Bio
Born in Georgia and raised in Chicago's South Side, Brown settled in a loft in Soho during the New York Art Renaissance of the 1970s and 1980s. There, he collaborated with jazz musicians like Ornette Coleman and Anthony Braxton, and abstract expressionist painter Willem De Kooning among others. The 2002 documentary film 120 Wooster Street depicts Frederick Brown’s loft studio, which grew to be a central gathering place for artists, musicians, writers, dancers and performance artists. Eventually, Brown settled in Arizona, and continued to paint in New York and Scottsdale.
Brown’s work is in public and private art collections throughout the world, including the Smithsonian’s National Museum of American Art, the Metropolitan Museum of Art, the New Orleans Museum of Art and the American Jazz Museum. Brown’s one-man exhibitions include the Studio Museum of Harlem, Marlborough Gallery and a twenty-year retrospective held at the National Museum of China in Beijing in 1988, one of the first solo exhibitions by a western artist in China.

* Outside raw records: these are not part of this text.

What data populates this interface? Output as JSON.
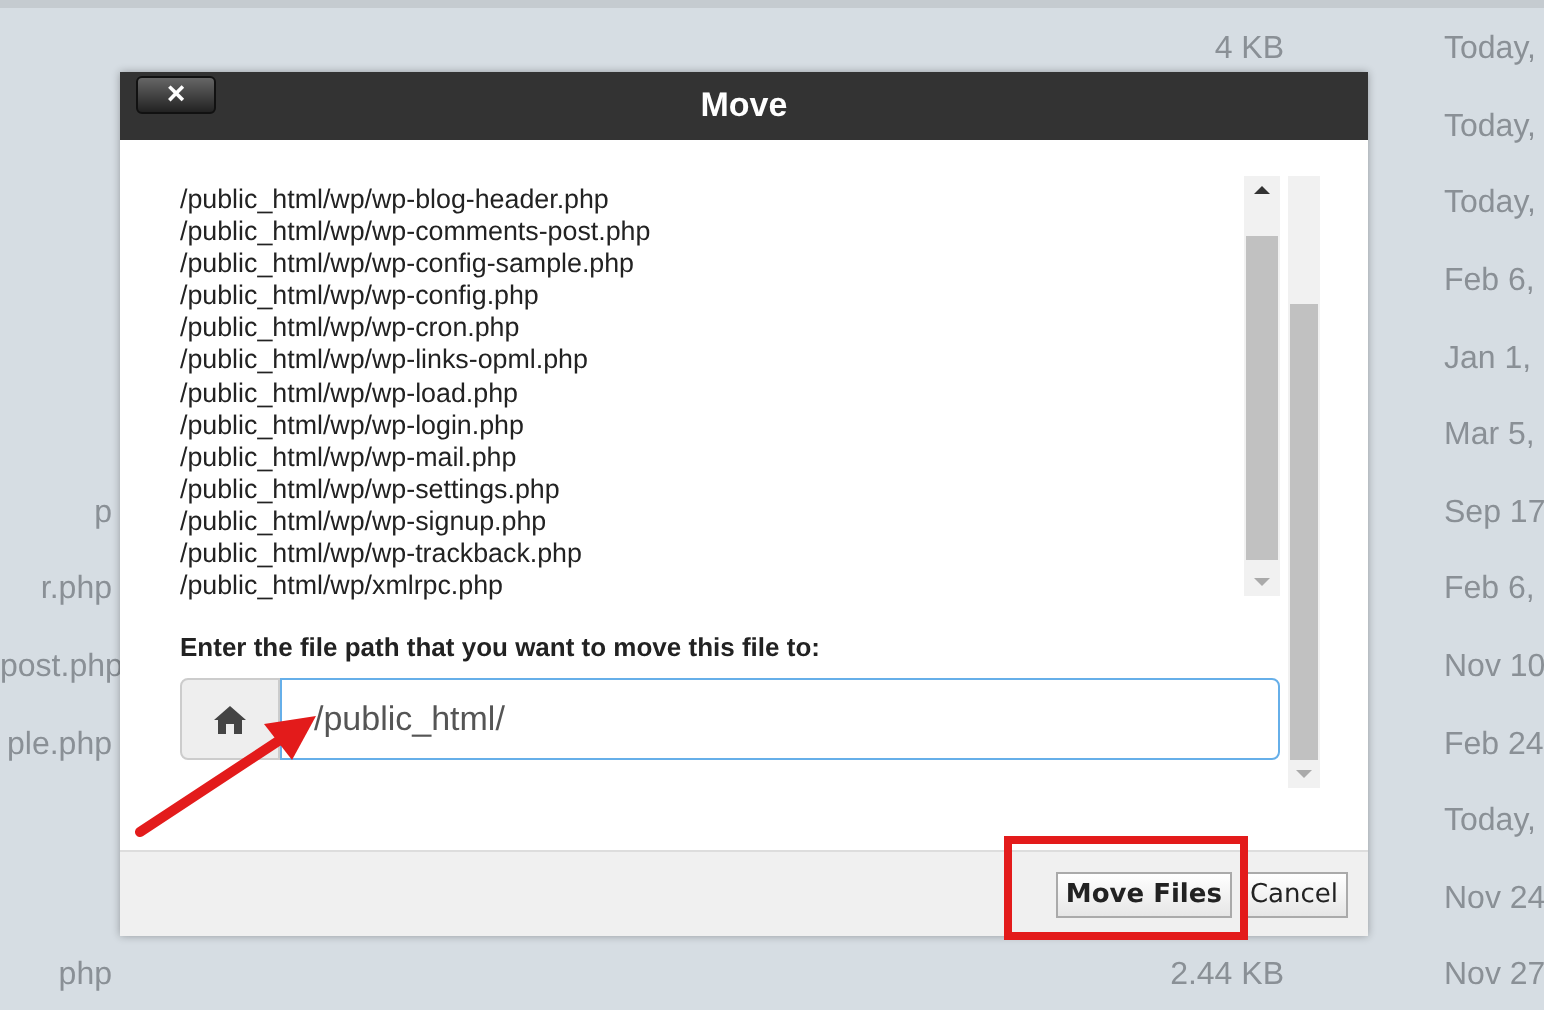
{
  "file_table": {
    "rows": [
      {
        "size": "4 KB",
        "date": "Today,"
      },
      {
        "date": "Today,"
      },
      {
        "date": "Today,"
      },
      {
        "date": "Feb 6,"
      },
      {
        "date": "Jan 1,"
      },
      {
        "date": "Mar 5,"
      },
      {
        "name": "p",
        "date": "Sep 17"
      },
      {
        "name": "r.php",
        "date": "Feb 6,"
      },
      {
        "name": "post.php",
        "date": "Nov 10"
      },
      {
        "name": "ple.php",
        "date": "Feb 24"
      },
      {
        "date": "Today,"
      },
      {
        "date": "Nov 24"
      },
      {
        "name": "php",
        "size": "2.44 KB",
        "date": "Nov 27"
      }
    ]
  },
  "dialog": {
    "title": "Move",
    "close": "×",
    "files": [
      "/public_html/wp/wp-blog-header.php",
      "/public_html/wp/wp-comments-post.php",
      "/public_html/wp/wp-config-sample.php",
      "/public_html/wp/wp-config.php",
      "/public_html/wp/wp-cron.php",
      "/public_html/wp/wp-links-opml.php",
      "/public_html/wp/wp-load.php",
      "/public_html/wp/wp-login.php",
      "/public_html/wp/wp-mail.php",
      "/public_html/wp/wp-settings.php",
      "/public_html/wp/wp-signup.php",
      "/public_html/wp/wp-trackback.php",
      "/public_html/wp/xmlrpc.php"
    ],
    "path_label": "Enter the file path that you want to move this file to:",
    "path_value": "/public_html/",
    "buttons": [
      "Move Files",
      "Cancel"
    ]
  }
}
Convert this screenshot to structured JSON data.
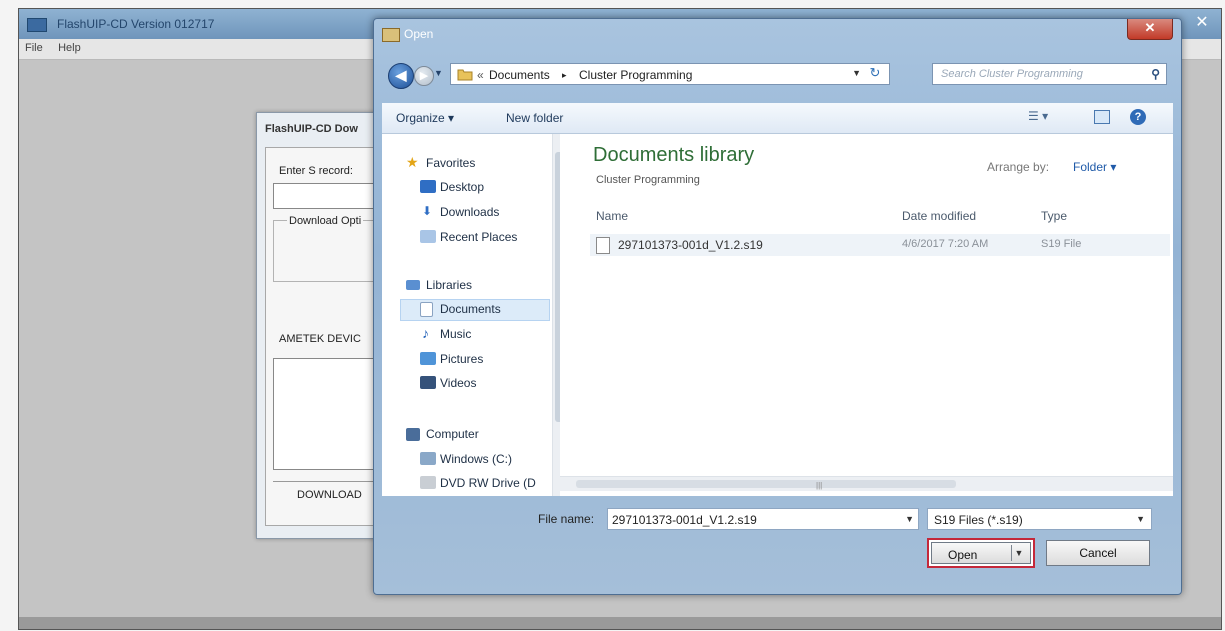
{
  "app": {
    "title": "FlashUIP-CD Version 012717",
    "menu": [
      "File",
      "Help"
    ],
    "download_dialog": {
      "title": "FlashUIP-CD Dow",
      "srecord_label": "Enter S record:",
      "download_options_label": "Download Opti",
      "ametek_label": "AMETEK DEVIC",
      "download_button": "DOWNLOAD"
    }
  },
  "open_dialog": {
    "title": "Open",
    "address": {
      "prefix": "«",
      "crumbs": [
        "Documents",
        "Cluster Programming"
      ],
      "separator": "▸"
    },
    "search_placeholder": "Search Cluster Programming",
    "toolbar": {
      "organize": "Organize ▾",
      "new_folder": "New folder"
    },
    "nav": {
      "favorites": "Favorites",
      "desktop": "Desktop",
      "downloads": "Downloads",
      "recent_places": "Recent Places",
      "libraries": "Libraries",
      "documents": "Documents",
      "music": "Music",
      "pictures": "Pictures",
      "videos": "Videos",
      "computer": "Computer",
      "windows_c": "Windows (C:)",
      "dvd_drive": "DVD RW Drive (D"
    },
    "library": {
      "title": "Documents library",
      "subtitle": "Cluster Programming",
      "arrange_by_label": "Arrange by:",
      "arrange_by_value": "Folder ▾"
    },
    "columns": [
      "Name",
      "Date modified",
      "Type"
    ],
    "files": [
      {
        "name": "297101373-001d_V1.2.s19",
        "date": "4/6/2017 7:20 AM",
        "type": "S19 File"
      }
    ],
    "filename_label": "File name:",
    "filename_value": "297101373-001d_V1.2.s19",
    "filetype_value": "S19 Files (*.s19)",
    "open_button": "Open",
    "cancel_button": "Cancel",
    "colors": {
      "highlight_border": "#c4283a",
      "library_title": "#2f6e37",
      "link_blue": "#1f5aa8"
    }
  }
}
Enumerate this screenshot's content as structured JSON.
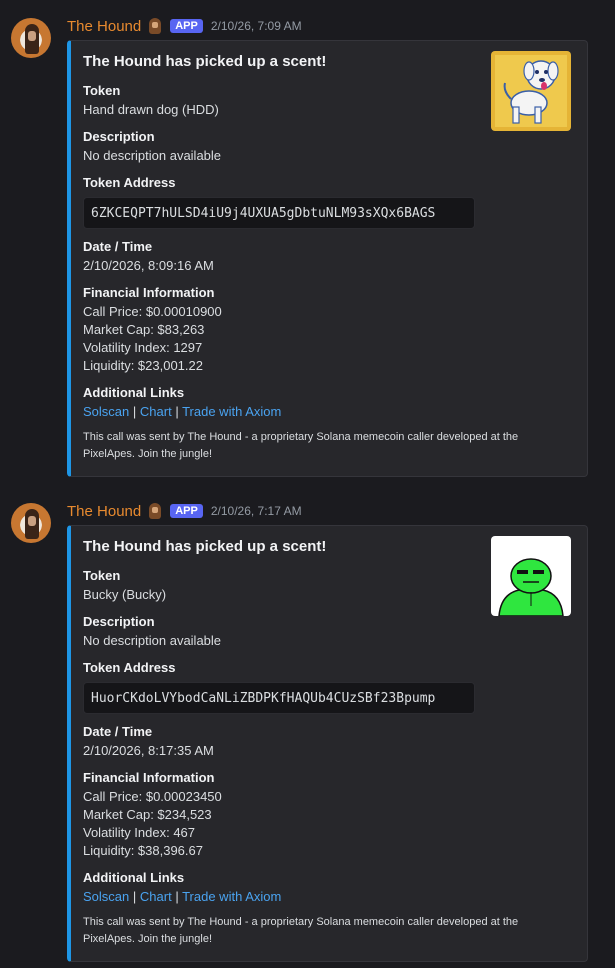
{
  "messages": [
    {
      "username": "The Hound",
      "badge": "APP",
      "timestamp": "2/10/26, 7:09 AM",
      "embed": {
        "title": "The Hound has picked up a scent!",
        "token_label": "Token",
        "token_value": "Hand drawn dog (HDD)",
        "description_label": "Description",
        "description_value": "No description available",
        "address_label": "Token Address",
        "address_value": "6ZKCEQPT7hULSD4iU9j4UXUA5gDbtuNLM93sXQx6BAGS",
        "date_label": "Date / Time",
        "date_value": "2/10/2026, 8:09:16 AM",
        "financial_label": "Financial Information",
        "call_price": "Call Price: $0.00010900",
        "market_cap": "Market Cap: $83,263",
        "volatility": "Volatility Index: 1297",
        "liquidity": "Liquidity: $23,001.22",
        "links_label": "Additional Links",
        "link_solscan": "Solscan",
        "link_chart": "Chart",
        "link_axiom": "Trade with Axiom",
        "sep": "|",
        "footer": "This call was sent by The Hound - a proprietary Solana memecoin caller developed at the PixelApes. Join the jungle!",
        "thumbnail": "dog-drawing"
      }
    },
    {
      "username": "The Hound",
      "badge": "APP",
      "timestamp": "2/10/26, 7:17 AM",
      "embed": {
        "title": "The Hound has picked up a scent!",
        "token_label": "Token",
        "token_value": "Bucky (Bucky)",
        "description_label": "Description",
        "description_value": "No description available",
        "address_label": "Token Address",
        "address_value": "HuorCKdoLVYbodCaNLiZBDPKfHAQUb4CUzSBf23Bpump",
        "date_label": "Date / Time",
        "date_value": "2/10/2026, 8:17:35 AM",
        "financial_label": "Financial Information",
        "call_price": "Call Price: $0.00023450",
        "market_cap": "Market Cap: $234,523",
        "volatility": "Volatility Index: 467",
        "liquidity": "Liquidity: $38,396.67",
        "links_label": "Additional Links",
        "link_solscan": "Solscan",
        "link_chart": "Chart",
        "link_axiom": "Trade with Axiom",
        "sep": "|",
        "footer": "This call was sent by The Hound - a proprietary Solana memecoin caller developed at the PixelApes. Join the jungle!",
        "thumbnail": "green-frog"
      }
    }
  ],
  "colors": {
    "accent_bar": "#1e96e6",
    "username": "#e88a2f",
    "link": "#4aa3f0",
    "app_badge": "#5865f2"
  }
}
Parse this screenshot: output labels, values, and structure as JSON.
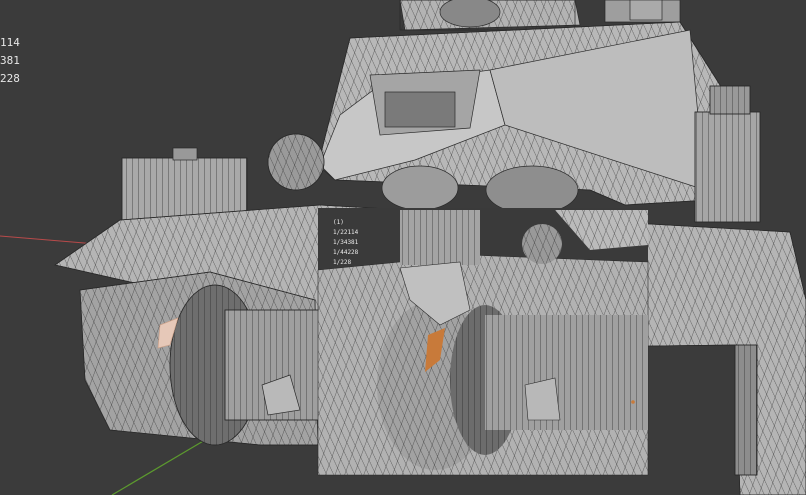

Major art projects include his 1983 version of The Last Supper; The Assumption of Mary, a three-story tall mural painted in 1992 at Xavier University in New Orleans; The History of Art, a group of 110 interlocking paintings at Café Sebastienne in the Kemper Museum of Contemporary Art created in the 1990s; and his extensive series of over 350 portraits of jazz and blues musicians.